Australia’s biggest home builders, after suffering a 23 per cent slump in starts last year due to the constraints of soaring costs and delays, now face an uncertain future as capacity returns at a time when the clouds of higher borrowing costs and an economic uncertainty hang over consumers.
Housing starts of the largest 100 builders slumped last year to a decade-low 57,830 in the year to June, Housing Industry Association figures show – the lowest since 51,102 in 2013 – as insolvencies soared 73 per cent in a sector crunched between fixed price contracts and wildly rising input costs.
More down than up: Housing starts by the country’s biggest 100 builders sank almost 23 per cent last year.  Natalie Boog
Conditions have since improved, with veteran developer Nigel Satterley telling last week’s Australian Financial Review Property Summit that builders including Metricon – which the HIA ranked as the biggest builder for the eighth year running with 4693 starts – were through the “cyclone” and now writing profitable contracts.
But it’s unclear whether demand will pick up for detached housing, which still forms the backbone of Australia’s new housing creation, at a time when the states, territories and federal government have undertaken steps to boost the volume of new housing stock by 1.2 million homes over the next 5 years.
Public investment in housing offers a counter-cyclical stimulus, but private demand is crucial for the scale of pickup in supply the country needs.
“Market confidence remains subdued in most markets,” HIA chief economist Tim Reardon told The Australian Financial Review.
“We do have a bit of positivity in SA and WA and Queensland is not as bad as Sydney and Melbourne.”
Separate HIA data shows the construction time of a detached home has narrowed to 11.5 months from 12.2 months a year ago – but still longer than the 8.3 month figure of 2019 – and builder competition for work is constraining price growth.
But consumers have yet to return. New home sales have been falling for the past year on a rolling 12 month basis.
With much of the pipeline of work that was swollen by a combination of the former Coalition federal government’s HomeBuilder scheme and record-low borrowing costs now coming to an end, builders face an uncertain prospect of little new work to come.
Higher home and building costs had left customers in the two largest cities more exposed to the effects of higher borrowing costs, Mr Reardon said.
“Sydney and Melbourne have seen the most downturn in market confidence, which is not surprising as they’re more exposed to the cash rate than other markets,” he said.
“Because it costs more to build a home in these areas, customers need a greater deposit than they do in other regions.”

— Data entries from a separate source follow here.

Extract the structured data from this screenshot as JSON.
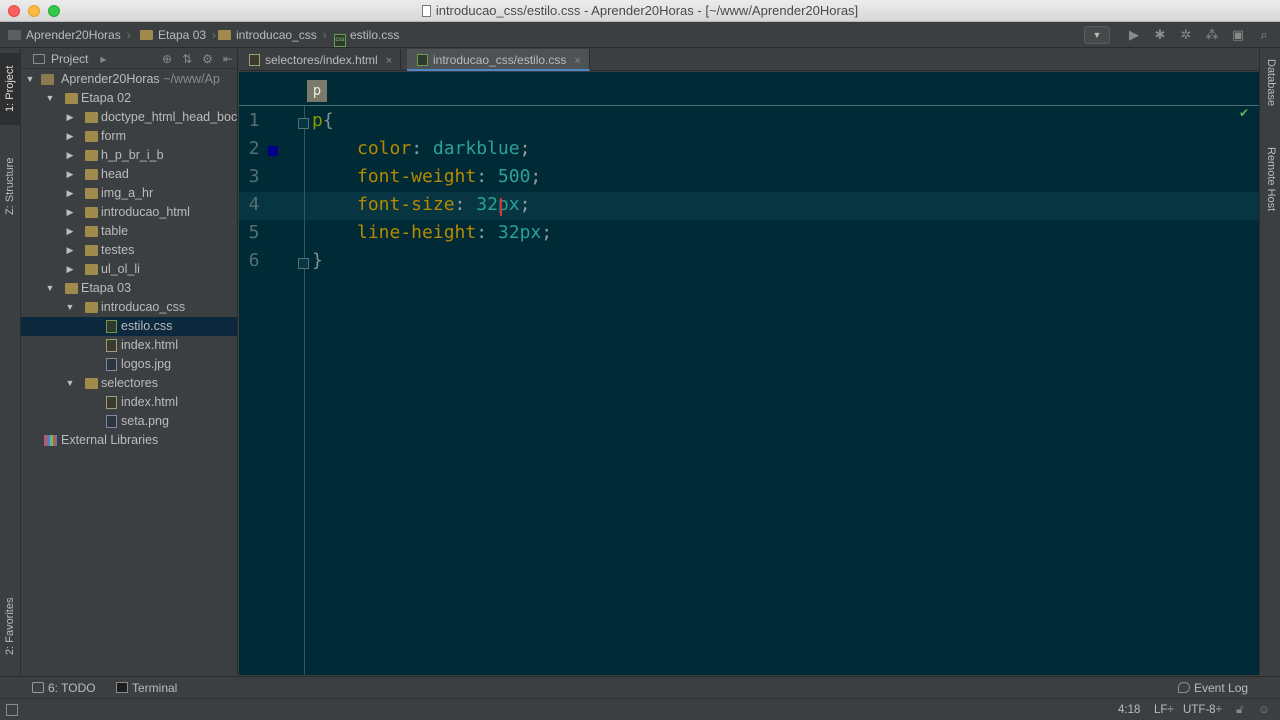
{
  "window": {
    "title": "introducao_css/estilo.css - Aprender20Horas - [~/www/Aprender20Horas]"
  },
  "navbar": {
    "crumbs": [
      "Aprender20Horas",
      "Etapa 03",
      "introducao_css",
      "estilo.css"
    ]
  },
  "left_strip": {
    "project_tab": "1: Project",
    "structure_tab": "Z: Structure",
    "favorites_tab": "2: Favorites"
  },
  "project_panel": {
    "title": "Project",
    "tree": {
      "root_name": "Aprender20Horas",
      "root_path": "~/www/Ap",
      "etapa02": "Etapa 02",
      "etapa02_children": [
        "doctype_html_head_boc",
        "form",
        "h_p_br_i_b",
        "head",
        "img_a_hr",
        "introducao_html",
        "table",
        "testes",
        "ul_ol_li"
      ],
      "etapa03": "Etapa 03",
      "introducao_css": "introducao_css",
      "introducao_css_files": [
        "estilo.css",
        "index.html",
        "logos.jpg"
      ],
      "selectores": "selectores",
      "selectores_files": [
        "index.html",
        "seta.png"
      ],
      "external_libraries": "External Libraries"
    }
  },
  "tabs": [
    {
      "label": "selectores/index.html",
      "close": "×"
    },
    {
      "label": "introducao_css/estilo.css",
      "close": "×"
    }
  ],
  "editor": {
    "breadcrumb_tag": "p",
    "line_numbers": [
      "1",
      "2",
      "3",
      "4",
      "5",
      "6"
    ],
    "code": {
      "selector": "p",
      "open_brace": "{",
      "close_brace": "}",
      "rules": [
        {
          "prop": "color",
          "value": "darkblue"
        },
        {
          "prop": "font-weight",
          "value": "500"
        },
        {
          "prop": "font-size",
          "value": "32px"
        },
        {
          "prop": "line-height",
          "value": "32px"
        }
      ]
    },
    "swatch_color": "#00008b"
  },
  "right_strip": {
    "database_tab": "Database",
    "remote_host_tab": "Remote Host"
  },
  "bottom_bar": {
    "todo": "6: TODO",
    "terminal": "Terminal",
    "event_log": "Event Log"
  },
  "status_bar": {
    "position": "4:18",
    "line_separator": "LF÷",
    "encoding": "UTF-8÷"
  }
}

A comparison of the 2023 HIA-Colorbond steel Housing 100 Report released on Wednesday with the previous year lays bare the recent turmoil of the home-building sector.
The report, a voluntary measure of the largest 100 builders – companies can choose to be included in the report or not – in a highly fragmented home-building sector, shows that the market share of the biggest 100 slipped again to 33 per cent from 36 per cent in FY22. In FY21, they accounted for 44 per cent of the market.
Detached houses accounted for 79 per cent of total output, up from 77 per cent in FY22, semidetached homes ticked up to 8 per cent from 6 per cent and apartments fell to 13 per cent of all starts from 18 per cent.
The previous 12th largest home builder in the country with 1753 starts, Porter Davis Homes, went into liquidation in March and the Victorian company has disappeared from the report. Some of its work was taken up by fellow builders Metricon and Simonds.
Perth-based BGC Housing Group, which fell from fourth place in FY21 with 4205 starts to 10th place in FY22 with 1980 starts, dropped to 780 starts in the latest report to 22nd on the national table.
In a sign of the drop-off in work for new apartments over the year, large contractor Multiplex, which ranked as the country’s 15th biggest home builder in FY22 with 1376 starts, sank to 62nd, with just 219 starts.
Even Meriton Apartments, owned by Rich List developer Harry Triguboff, slowed its pace of development over the year, with a slip from 2893 starts to 2267. However, in a sign of the overall slowdown hitting Australian home-building last year, Meriton rose in the top overall ranking from sixth to fourth.
ASX-listed Mirvac picked up to 14th with 1258 starts from 19th a year earlier with 1233 starts. Mirvac’s number of semidetached homes almost doubled from 120 to 237, while its detached houses slipped to 12 from 16 and apartments also fell to 1009 from 1097 a year earlier.